Xu Wei est aussi célèbre comme écrivain que comme peintre. Mais, malgré l'admiration fervente que lui voua une élite individualiste et excentrique (le littérateur Yuan Hongdao voyait en lui « le plus grand écrivain des Ming », et le peintre Zheng Banqiao déclarait qu'il se serait volontiers fait « le chien de son seuil »), il n'a pas eu très bonne presse auprès de la critique traditionnelle, et cela pour des raisons tant morales qu'esthétiques. Un relent de scandale est resté attaché aux épisodes de sa démence et de son emprisonnement. La part la plus originale de son activité littéraire fut consacrée au théâtre, genre frivole aux yeux des lettrés orthodoxes, tandis que sa création picturale présente une violence sauvage non moins offensante pour les goûts de discrétion et de mesure qui caractérisent l'esthétique des lettrés. Mais la sorte de commotion que produisit son passage dans la littérature et surtout dans la peinture exerça une influence qui, pour ne pas s'être exprimée immédiatement, n'en eut que des effets plus durables.

Une existence romanesque

Xu Wei, plus connu en Chine sous son « prénom de courtoisie » de Wenchang, est né à Shanyin, l'actuel Shaoxing au Zhejiang, un centre culturel qui bénéficia beaucoup du voisinage immédiat de Hangzhou, dans une famille de petits fonctionnaires sans fortune. Il manifesta dès son enfance d'exceptionnelles dispositions pour les lettres, mais ne réussit cependant pas à entrer dans la carrière administrative : de vingt à quarante ans, il se présenta huit fois aux examens, chaque fois sans succès. Ces échecs successifs ne durent toutefois pas l'affecter outre mesure : sa renommée littéraire lui valait un large cercle de relations, englobant à peu près toutes les célébrités de Shanyin. Jusqu'à l'âge de vingt-sept ans, sa subsistance matérielle fut assurée par son beau-père, un magistrat qu'il accompagna en poste dans une préfecture du Guangdong.

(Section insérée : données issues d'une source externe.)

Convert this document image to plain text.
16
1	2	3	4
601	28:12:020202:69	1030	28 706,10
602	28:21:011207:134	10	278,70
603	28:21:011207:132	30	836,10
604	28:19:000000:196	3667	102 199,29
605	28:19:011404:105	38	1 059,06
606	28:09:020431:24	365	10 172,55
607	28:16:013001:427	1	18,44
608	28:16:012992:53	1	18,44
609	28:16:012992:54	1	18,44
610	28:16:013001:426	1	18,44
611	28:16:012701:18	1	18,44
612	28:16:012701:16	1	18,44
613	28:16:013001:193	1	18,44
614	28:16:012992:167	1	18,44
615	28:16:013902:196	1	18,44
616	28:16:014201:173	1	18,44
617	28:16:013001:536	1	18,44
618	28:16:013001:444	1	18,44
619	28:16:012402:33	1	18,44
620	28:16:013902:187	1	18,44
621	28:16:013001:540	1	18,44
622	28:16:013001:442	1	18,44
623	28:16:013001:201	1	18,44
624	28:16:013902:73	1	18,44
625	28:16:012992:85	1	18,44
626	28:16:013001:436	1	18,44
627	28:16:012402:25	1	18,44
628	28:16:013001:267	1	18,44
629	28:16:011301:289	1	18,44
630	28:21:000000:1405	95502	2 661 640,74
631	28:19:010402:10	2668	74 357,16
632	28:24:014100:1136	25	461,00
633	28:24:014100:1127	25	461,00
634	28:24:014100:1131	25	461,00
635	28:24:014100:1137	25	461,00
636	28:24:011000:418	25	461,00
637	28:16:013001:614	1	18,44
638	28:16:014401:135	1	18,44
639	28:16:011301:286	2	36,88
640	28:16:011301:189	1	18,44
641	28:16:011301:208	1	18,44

À la mort de sa femme, survenue prématurément, il reprit une existence indépendante, mais précaire, vivant d'un emploi de précepteur. C'est durant cette période qu'il commença à s'intéresser activement au théâtre et qu'il s'initia également à la pratique de la peinture. À l'âge de trente-six ans, ses talents littéraires furent remarqués par Hu Zongxian, un haut fonctionnaire qui jouissait alors d'une autorité considérable sur les provinces du Sud-Est. Hu fit de lui son secrétaire et contribua à consacrer sa réputation littéraire en l'introduisant auprès des membres les plus influents de l'élite intellectuelle de l'époque. Cette période de sécurité matérielle et de succès mondain ne devait guère durer que cinq ans et prit abruptement fin avec l'arrestation de Hu, compromis dans la disgrâce du ministre Yan Song. Hu se suicida en prison ; la nouvelle de la mort de son protecteur fut pour Xu Wei un choc qui dut ébranler sa raison, car, après avoir rédigé sa propre épitaphe, il tenta par trois fois de se suicider, mais sans succès, d'abord en se défonçant la figure avec une hache, puis en s'enfonçant un clou de charpentier « long de trois pouces » dans l'oreille, enfin en s'écrasant les testicules à coups de maillet. Dans cet état d'égarement, il battit sa seconde femme à mort et se vit ainsi emprisonner pour meurtre.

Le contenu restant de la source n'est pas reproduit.